Further, the method of the present invention can be used in all areas where the accurate leakage magnetic flaw detection method could not be used due to economical difficulty, and the effect of labor saving and improvement of productivity through automation is great.

[Brief description of drawings]

FIG. 1 is a perspective view showing the configuration of an apparatus for carrying out the present invention.

FIG. 2 is a perspective view showing a device configuration of a specific embodiment.

3 is a front view showing the device of FIG. 2. FIG.

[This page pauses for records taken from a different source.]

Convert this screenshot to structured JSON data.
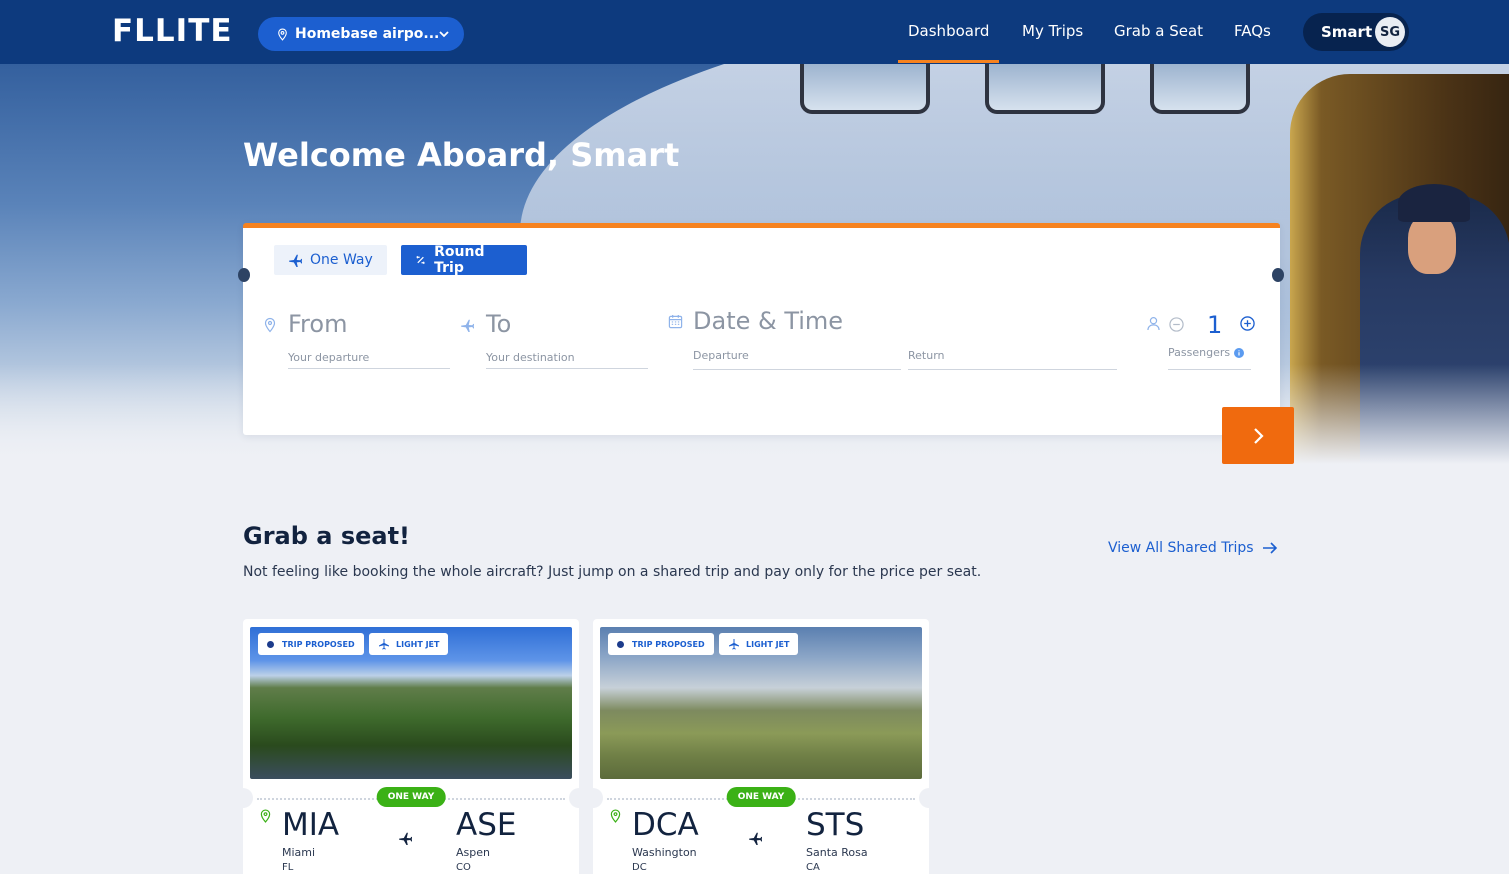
{
  "nav": {
    "logo": "FLLITE",
    "airport_select": "Homebase airpo...",
    "links": [
      "Dashboard",
      "My Trips",
      "Grab a Seat",
      "FAQs"
    ],
    "active_link": "Dashboard",
    "user_name": "Smart",
    "user_initials": "SG"
  },
  "hero": {
    "welcome": "Welcome Aboard, Smart"
  },
  "search": {
    "trip_types": [
      "One Way",
      "Round Trip"
    ],
    "selected_trip_type": "Round Trip",
    "from": {
      "label": "From",
      "placeholder": "Your departure"
    },
    "to": {
      "label": "To",
      "placeholder": "Your destination"
    },
    "date": {
      "label": "Date & Time",
      "departure": "Departure",
      "return": "Return"
    },
    "passengers": {
      "count": "1",
      "label": "Passengers"
    }
  },
  "grab": {
    "title": "Grab a seat!",
    "subtitle": "Not feeling like booking the whole aircraft? Just jump on a shared trip and pay only for the price per seat.",
    "view_all": "View All Shared Trips",
    "trips": [
      {
        "status": "TRIP PROPOSED",
        "aircraft": "LIGHT JET",
        "type": "ONE WAY",
        "from_code": "MIA",
        "from_city": "Miami",
        "from_state": "FL",
        "to_code": "ASE",
        "to_city": "Aspen",
        "to_state": "CO"
      },
      {
        "status": "TRIP PROPOSED",
        "aircraft": "LIGHT JET",
        "type": "ONE WAY",
        "from_code": "DCA",
        "from_city": "Washington",
        "from_state": "DC",
        "to_code": "STS",
        "to_city": "Santa Rosa",
        "to_state": "CA"
      }
    ]
  },
  "colors": {
    "navy": "#0d3a7e",
    "primary": "#1c5fd0",
    "accent": "#f6821f",
    "green": "#3bb116"
  }
}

FIG. 4 is a front view showing a device configuration of a modified example.

[Explanation of symbols]

1: Inspected material 2: Magnetizer 3: Magnetic flux line 4: Defect 5: Magneto-optical effect element 6: Fan-shaped light source 7: Fan-shaped light 8: Polarizer 9: Analyzer 10: Linear image sensor-21:
Light source of fan-shaped light 22: Polarizer 23: Fan-shaped light 24:
Magneto-optical effect element 25: Analyzer 26: Linear image sensor 27: Thin plate of material to be inspected 28: Magnetization roll 29:
Non-magnetic metal roll 30: Magnetizer 31: Air cushion boat 33: Air cylinder 34: Piston rod 35: Operation air supply port for pressing and retracting 36:
Bellows 41: Inspected material 42: Bed 43:
Magneto-optical effect measuring unit 44: magnetizer 45: moving carriage 46:
Rail 47: Gate frame

Claims (3)

[Claims] 1. A flaw detection method using leakage magnetic flux, wherein a thin film of a magneto-optical effect element having an easy axis of magnetization in a direction perpendicular to a film surface is provided on the surface of the material to be inspected, close to the surface of the material to be inspected. By arranging in parallel, a strong magnetic field is applied in the parallel direction to the inspection surface of the material to be inspected by the magnetizer, and the vertical component of the leakage magnetic field leaking from the defect on the surface of the material to be inspected is optically scanned from above the film surface. An optical magnetic field flaw detection method characterized by detecting surface defects of a material to be inspected by measuring with a means. 2. The optical scanning means and the magnetizer are fixed, the thin film of the magneto-optical effect element is made to follow the surface of the material to be inspected, and the material to be inspected is moved in a direction orthogonal to the scanning line on the surface of the material to be inspected. The optical magnetic field flaw detection method according to claim 1, wherein 3. The thin film of the magneto-optical effect element, the optical scanning means, and the magnetizer are simultaneously applied to a stationary inspection object in a direction orthogonal to a scanning line on the inspection object surface of the optical scanning means. The optical magnetic field flaw detection method according to claim 1, wherein flaw detection is performed while following the movement.